Sıla’yla hikayemiz, tam en heyecanlı yerinde, tam işler yolunda giderken, tam yarına dair umutlar varken, öğrencinin İÇİNDEKİ O HEVES tam olarak sönmemişken sıranın altında unutulan bir defter gibidir. Defterlerimin içinde en güzelidir o… İçindeki inci gibi yazılarla, parlak kaplığıyla, bir çocuğun masumiyetiyle süslenmiş tüm detaylarıyla bir sanat eseridir benim kaybettiğim. Biliyorum; hiç kuşku yok ki yaşayabilsem o da diğerleri gibi kirlenecek, ona yüklenen anlamların pek çoğundan zamanla mahrum kalacaktı. Ne var ki Sıla tam zamanında elimden çekip alarak onu, benim hiçbir zaman yapamayacağım bir işi başarmış oldu. Ben ise mecbur yarıda bıraktım bu hikayeyi… İçimdeki hastalık ise, tüm bu anlattıklarıma rağmen, ısrarla inanmam onun mükemmeliyetine. Bu yüzden kanlı canlı yaşamakta içimde hala. Belki o ateş, o aşk ve o yakıcı heves bile şimdi yok oldu içimde; ancak ona duyulan sevgi, onun varlığının saygınlığına duyulan inanç hep bu aldanışla korunmakta.

Bir defter, içini yazılar süslemedikçe ne işe yarar bilemem ama pek çoğunun öğrencilerin ellerindeki ilk günlerini hasretle aradıklarını tahmin ediyorum. Uzak durduklarımız, yaşamadıklarımız, kendimiz dâhil hayatımızın dışında tuttuğumuz her şey, sonsuza dek mükemmeliyetini koruyacaktır. Yaşantının, serüvenlerin dışında kalanlar aynı zamanda, belki de onu gerçek anlamına ulaştıracak derecede değer ifade eden, değişimlerin dışında kalırlar.
Ama öğrencilerin vazgeçilmezi defterlerin kaderleri zamana yenik düşmektir; biten koca senenin ardından, son dönemlerde maruz kaldıkları hırpani muamelenin de etkisiyle artık çirkin ve sevimsiz bir hale gelirler. Yaz tatili geldiğinde ise iyiden gözden düşmüş bir vaziyette öteye beriye savrulurlar. Hayatın önemsiz birer detayı olmuşlardır çoktan… Yeni yılla, çantalar yeni defterle dolunca aslında hak ettiğinden az sürmüş sancılı bir süreç sona ermiştir.
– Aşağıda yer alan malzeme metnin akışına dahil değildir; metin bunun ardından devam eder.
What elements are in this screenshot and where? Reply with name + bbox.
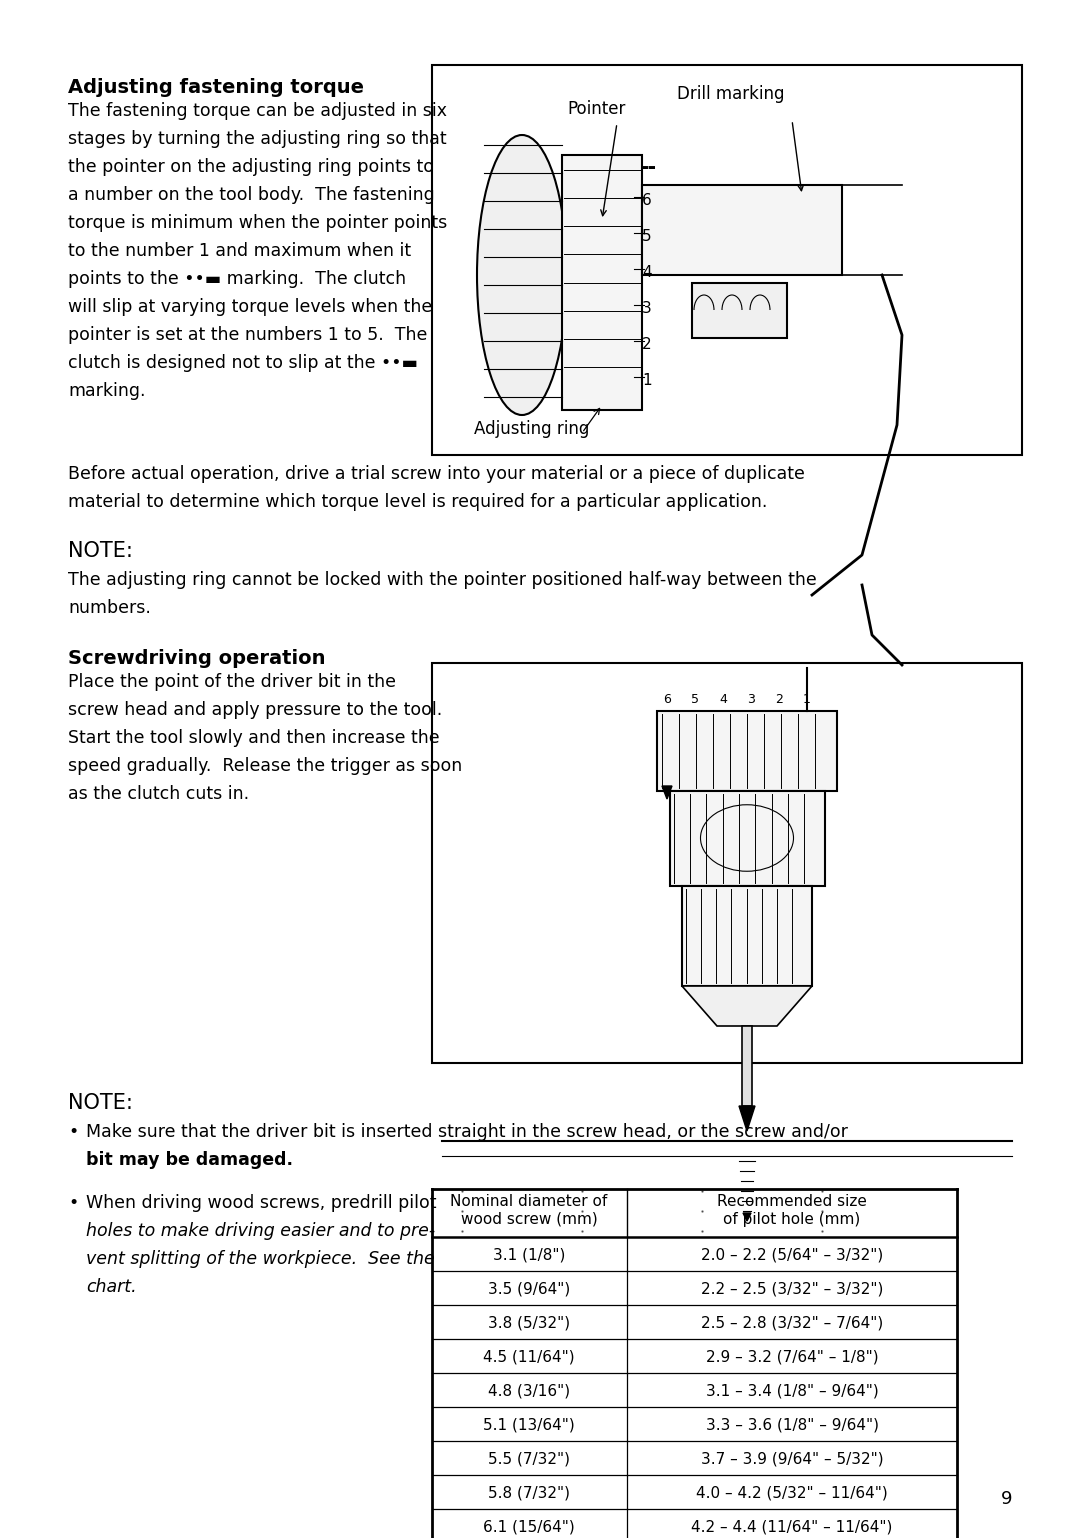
Text: •: • <box>68 1123 78 1141</box>
Text: 6: 6 <box>642 192 651 208</box>
Text: 2.2 – 2.5 (3/32" – 3/32"): 2.2 – 2.5 (3/32" – 3/32") <box>701 1283 883 1297</box>
Text: 4: 4 <box>719 694 727 706</box>
Text: 6: 6 <box>663 694 671 706</box>
Text: When driving wood screws, predrill pilot: When driving wood screws, predrill pilot <box>86 1193 436 1212</box>
Text: numbers.: numbers. <box>68 598 151 617</box>
Text: ▬▬: ▬▬ <box>640 163 656 172</box>
Text: 4.0 – 4.2 (5/32" – 11/64"): 4.0 – 4.2 (5/32" – 11/64") <box>697 1486 888 1501</box>
Text: 1: 1 <box>642 374 651 388</box>
Text: screw head and apply pressure to the tool.: screw head and apply pressure to the too… <box>68 701 442 718</box>
Text: The fastening torque can be adjusted in six: The fastening torque can be adjusted in … <box>68 102 447 120</box>
Text: 3.3 – 3.6 (1/8" – 9/64"): 3.3 – 3.6 (1/8" – 9/64") <box>705 1418 878 1433</box>
Text: 2: 2 <box>642 337 651 352</box>
Polygon shape <box>739 1106 755 1130</box>
Text: 3.5 (9/64"): 3.5 (9/64") <box>488 1283 570 1297</box>
Polygon shape <box>743 1213 751 1221</box>
Text: 2.5 – 2.8 (3/32" – 7/64"): 2.5 – 2.8 (3/32" – 7/64") <box>701 1317 883 1330</box>
Text: 5: 5 <box>642 229 651 245</box>
Text: 2: 2 <box>775 694 783 706</box>
Text: material to determine which torque level is required for a particular applicatio: material to determine which torque level… <box>68 494 768 511</box>
Bar <box>670 791 825 886</box>
Text: Place the point of the driver bit in the: Place the point of the driver bit in the <box>68 674 396 691</box>
Text: Before actual operation, drive a trial screw into your material or a piece of du: Before actual operation, drive a trial s… <box>68 464 805 483</box>
Text: marking.: marking. <box>68 381 146 400</box>
Text: 3.7 – 3.9 (9/64" – 5/32"): 3.7 – 3.9 (9/64" – 5/32") <box>701 1452 883 1467</box>
Text: clutch is designed not to slip at the ••▬: clutch is designed not to slip at the ••… <box>68 354 418 372</box>
Text: wood screw (mm): wood screw (mm) <box>461 1212 597 1227</box>
Text: The adjusting ring cannot be locked with the pointer positioned half-way between: The adjusting ring cannot be locked with… <box>68 571 816 589</box>
Text: will slip at varying torque levels when the: will slip at varying torque levels when … <box>68 298 432 315</box>
Text: Drill marking: Drill marking <box>677 85 784 103</box>
Text: pointer is set at the numbers 1 to 5.  The: pointer is set at the numbers 1 to 5. Th… <box>68 326 428 345</box>
Text: 2.0 – 2.2 (5/64" – 3/32"): 2.0 – 2.2 (5/64" – 3/32") <box>701 1247 883 1263</box>
Text: bit may be damaged.: bit may be damaged. <box>86 1150 293 1169</box>
Text: stages by turning the adjusting ring so that: stages by turning the adjusting ring so … <box>68 131 447 148</box>
Text: 4.5 (11/64"): 4.5 (11/64") <box>483 1350 575 1366</box>
Text: •: • <box>68 1193 78 1212</box>
Text: Recommended size: Recommended size <box>717 1193 867 1209</box>
Text: 6.1 (15/64"): 6.1 (15/64") <box>483 1520 575 1535</box>
Ellipse shape <box>477 135 567 415</box>
Text: 2.9 – 3.2 (7/64" – 1/8"): 2.9 – 3.2 (7/64" – 1/8") <box>705 1350 878 1366</box>
Text: Adjusting ring: Adjusting ring <box>474 420 590 438</box>
Text: Nominal diameter of: Nominal diameter of <box>450 1193 608 1209</box>
Text: Pointer: Pointer <box>567 100 625 118</box>
Text: a number on the tool body.  The fastening: a number on the tool body. The fastening <box>68 186 435 205</box>
Text: 1: 1 <box>804 694 811 706</box>
Text: speed gradually.  Release the trigger as soon: speed gradually. Release the trigger as … <box>68 757 462 775</box>
Text: Screwdriving operation: Screwdriving operation <box>68 649 325 667</box>
Text: torque is minimum when the pointer points: torque is minimum when the pointer point… <box>68 214 447 232</box>
Text: 3.1 (1/8"): 3.1 (1/8") <box>492 1247 565 1263</box>
Text: 3.8 (5/32"): 3.8 (5/32") <box>488 1317 570 1330</box>
Text: NOTE:: NOTE: <box>68 541 133 561</box>
Text: Start the tool slowly and then increase the: Start the tool slowly and then increase … <box>68 729 440 747</box>
Text: 5.8 (7/32"): 5.8 (7/32") <box>488 1486 570 1501</box>
Polygon shape <box>662 786 672 800</box>
Bar <box>562 155 642 411</box>
Text: 5: 5 <box>691 694 699 706</box>
Text: the pointer on the adjusting ring points to: the pointer on the adjusting ring points… <box>68 158 434 175</box>
Text: 3.1 – 3.4 (1/8" – 9/64"): 3.1 – 3.4 (1/8" – 9/64") <box>705 1384 878 1400</box>
Text: 4.2 – 4.4 (11/64" – 11/64"): 4.2 – 4.4 (11/64" – 11/64") <box>691 1520 893 1535</box>
Text: vent splitting of the workpiece.  See the: vent splitting of the workpiece. See the <box>86 1250 435 1267</box>
Text: 4.8 (3/16"): 4.8 (3/16") <box>488 1384 570 1400</box>
Text: 5.1 (13/64"): 5.1 (13/64") <box>483 1418 575 1433</box>
Bar <box>681 886 812 986</box>
Text: 3: 3 <box>642 301 651 315</box>
Text: NOTE:: NOTE: <box>68 1094 133 1114</box>
Text: 9: 9 <box>1000 1490 1012 1507</box>
Text: 3: 3 <box>747 694 755 706</box>
Text: 4: 4 <box>642 265 651 280</box>
Bar <box>657 711 837 791</box>
Polygon shape <box>681 986 812 1026</box>
Text: of pilot hole (mm): of pilot hole (mm) <box>724 1212 861 1227</box>
Text: to the number 1 and maximum when it: to the number 1 and maximum when it <box>68 241 411 260</box>
Text: Adjusting fastening torque: Adjusting fastening torque <box>68 78 364 97</box>
Text: chart.: chart. <box>86 1278 137 1297</box>
Text: 5.5 (7/32"): 5.5 (7/32") <box>488 1452 570 1467</box>
Bar <box>432 663 1022 1063</box>
Text: Make sure that the driver bit is inserted straight in the screw head, or the scr: Make sure that the driver bit is inserte… <box>86 1123 848 1141</box>
Text: holes to make driving easier and to pre-: holes to make driving easier and to pre- <box>86 1223 435 1240</box>
Text: points to the ••▬ marking.  The clutch: points to the ••▬ marking. The clutch <box>68 271 406 288</box>
Bar <box>742 1026 752 1106</box>
Bar <box>432 65 1022 455</box>
Bar <box>692 283 787 338</box>
Text: as the clutch cuts in.: as the clutch cuts in. <box>68 784 249 803</box>
Bar <box>642 185 842 275</box>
Güzel bir başlangıcın aynı güzellikte sonlanması da mühim bence; ama madem güzel neden sonlansın, diye de sormak mümkün. Şimdilik böylece kapatacağım bu düşünce faslını… Böyle düşündükçe zihnim koca bir soruda takılıp kalıyormuş gibi oluyor sanki. Açık söyleyeyim uzun süredir de bu akşamki kadar zorlu bir kendi kendimle konuşma süreci yaşamadım; her cümle, her benzetme yük oldu bana. Böylece kapatacağım bu faslı ve şimdi, yavaşça böylece uykuya dalacağım.